Building a national contraceptive registry for multiple complex medical conditions: Improving contraceptive care for women through engagement
Contraception
Awarded 2016
Interdisciplinary Innovation (Phase 1) Grants
Emily Godfrey, MD, MPH
University of Washington
$25,000

Our interdisciplinary partnership needs this Society of Family Planning (SFP) Phase I grant to lay groundwork for developing a proof-of-concept contraceptive registry with patients and advocacy organizations as stewards. We propose using a step-wise approach by focusing first on a single medical condition, cystic fibrosis (CF), aiming to create a platform for additional complex medical conditions.

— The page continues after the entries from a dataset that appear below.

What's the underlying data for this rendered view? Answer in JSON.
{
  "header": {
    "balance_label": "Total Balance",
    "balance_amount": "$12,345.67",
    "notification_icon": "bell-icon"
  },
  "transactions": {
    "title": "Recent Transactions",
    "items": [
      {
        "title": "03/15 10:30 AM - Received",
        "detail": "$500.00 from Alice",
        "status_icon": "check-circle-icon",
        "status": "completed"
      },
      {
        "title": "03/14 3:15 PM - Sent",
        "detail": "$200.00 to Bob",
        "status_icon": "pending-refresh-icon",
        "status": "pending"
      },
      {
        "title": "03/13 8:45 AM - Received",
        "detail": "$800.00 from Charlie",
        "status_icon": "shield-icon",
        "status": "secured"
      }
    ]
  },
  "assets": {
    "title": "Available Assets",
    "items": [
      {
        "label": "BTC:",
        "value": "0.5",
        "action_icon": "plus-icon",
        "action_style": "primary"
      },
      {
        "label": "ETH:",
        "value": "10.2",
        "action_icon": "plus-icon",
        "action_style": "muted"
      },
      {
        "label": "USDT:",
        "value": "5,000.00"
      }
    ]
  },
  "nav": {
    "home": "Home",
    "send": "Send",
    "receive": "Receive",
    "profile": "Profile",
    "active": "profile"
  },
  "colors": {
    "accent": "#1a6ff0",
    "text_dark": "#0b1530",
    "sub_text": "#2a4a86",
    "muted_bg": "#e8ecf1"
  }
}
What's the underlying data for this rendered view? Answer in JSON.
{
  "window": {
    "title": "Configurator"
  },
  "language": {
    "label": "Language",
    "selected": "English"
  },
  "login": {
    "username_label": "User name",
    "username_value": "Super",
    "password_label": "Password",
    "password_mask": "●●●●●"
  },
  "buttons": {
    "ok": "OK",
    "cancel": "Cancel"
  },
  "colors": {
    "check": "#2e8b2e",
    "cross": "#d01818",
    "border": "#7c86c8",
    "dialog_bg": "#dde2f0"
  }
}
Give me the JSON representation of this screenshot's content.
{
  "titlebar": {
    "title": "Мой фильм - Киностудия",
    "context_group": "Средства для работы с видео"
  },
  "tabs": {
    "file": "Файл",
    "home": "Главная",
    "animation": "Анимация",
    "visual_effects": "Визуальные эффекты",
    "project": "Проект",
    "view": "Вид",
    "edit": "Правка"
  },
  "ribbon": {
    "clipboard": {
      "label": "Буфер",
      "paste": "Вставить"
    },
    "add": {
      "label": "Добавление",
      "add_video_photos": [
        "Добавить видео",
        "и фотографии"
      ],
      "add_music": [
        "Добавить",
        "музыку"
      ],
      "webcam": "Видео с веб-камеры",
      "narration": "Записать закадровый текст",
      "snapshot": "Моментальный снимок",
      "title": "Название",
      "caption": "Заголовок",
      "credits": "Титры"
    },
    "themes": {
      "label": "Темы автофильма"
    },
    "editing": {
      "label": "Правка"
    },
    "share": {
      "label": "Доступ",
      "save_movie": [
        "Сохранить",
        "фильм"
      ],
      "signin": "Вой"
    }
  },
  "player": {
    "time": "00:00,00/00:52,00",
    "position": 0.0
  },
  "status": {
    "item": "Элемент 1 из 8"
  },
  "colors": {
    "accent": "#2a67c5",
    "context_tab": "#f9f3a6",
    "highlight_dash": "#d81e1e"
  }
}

This proposal addresses an SFP top research priority (#5, Improving clinical effectiveness, safety, and quality of contraceptive care) and two secondary priorities (#15, Addressing gaps of the US Medical Eligibility Criteria [USMEC]) and (#25, Identifying strategies for meaningful stakeholder/patient engagement in family planning research). The interdisciplinary Core Team intends to create a CF patient-driven task force (CF-PTF) and engage participants in three virtually based consensus-building discussions. We will also establish a CF Research Advisory Panel (CF-RAP) to review CF-PTF discussions and assist with strategic planning to meet our project goal of developing a proof-of-concept contraceptive registry in Phase II. Our Core Team includes a primary care provider and contraceptive guideline expert, family planning expert and contraceptive registry investigator, technology expert, CF research scientist, and CF patient. This core group has worked together over the past year to identify important family planning issues related to women with CF. This is an opportune time to engage patients, clinicians, and stakeholder organizations to develop a new national registry that will ultimately advance family planning care among a range of women with serious medical conditions (beyond CF).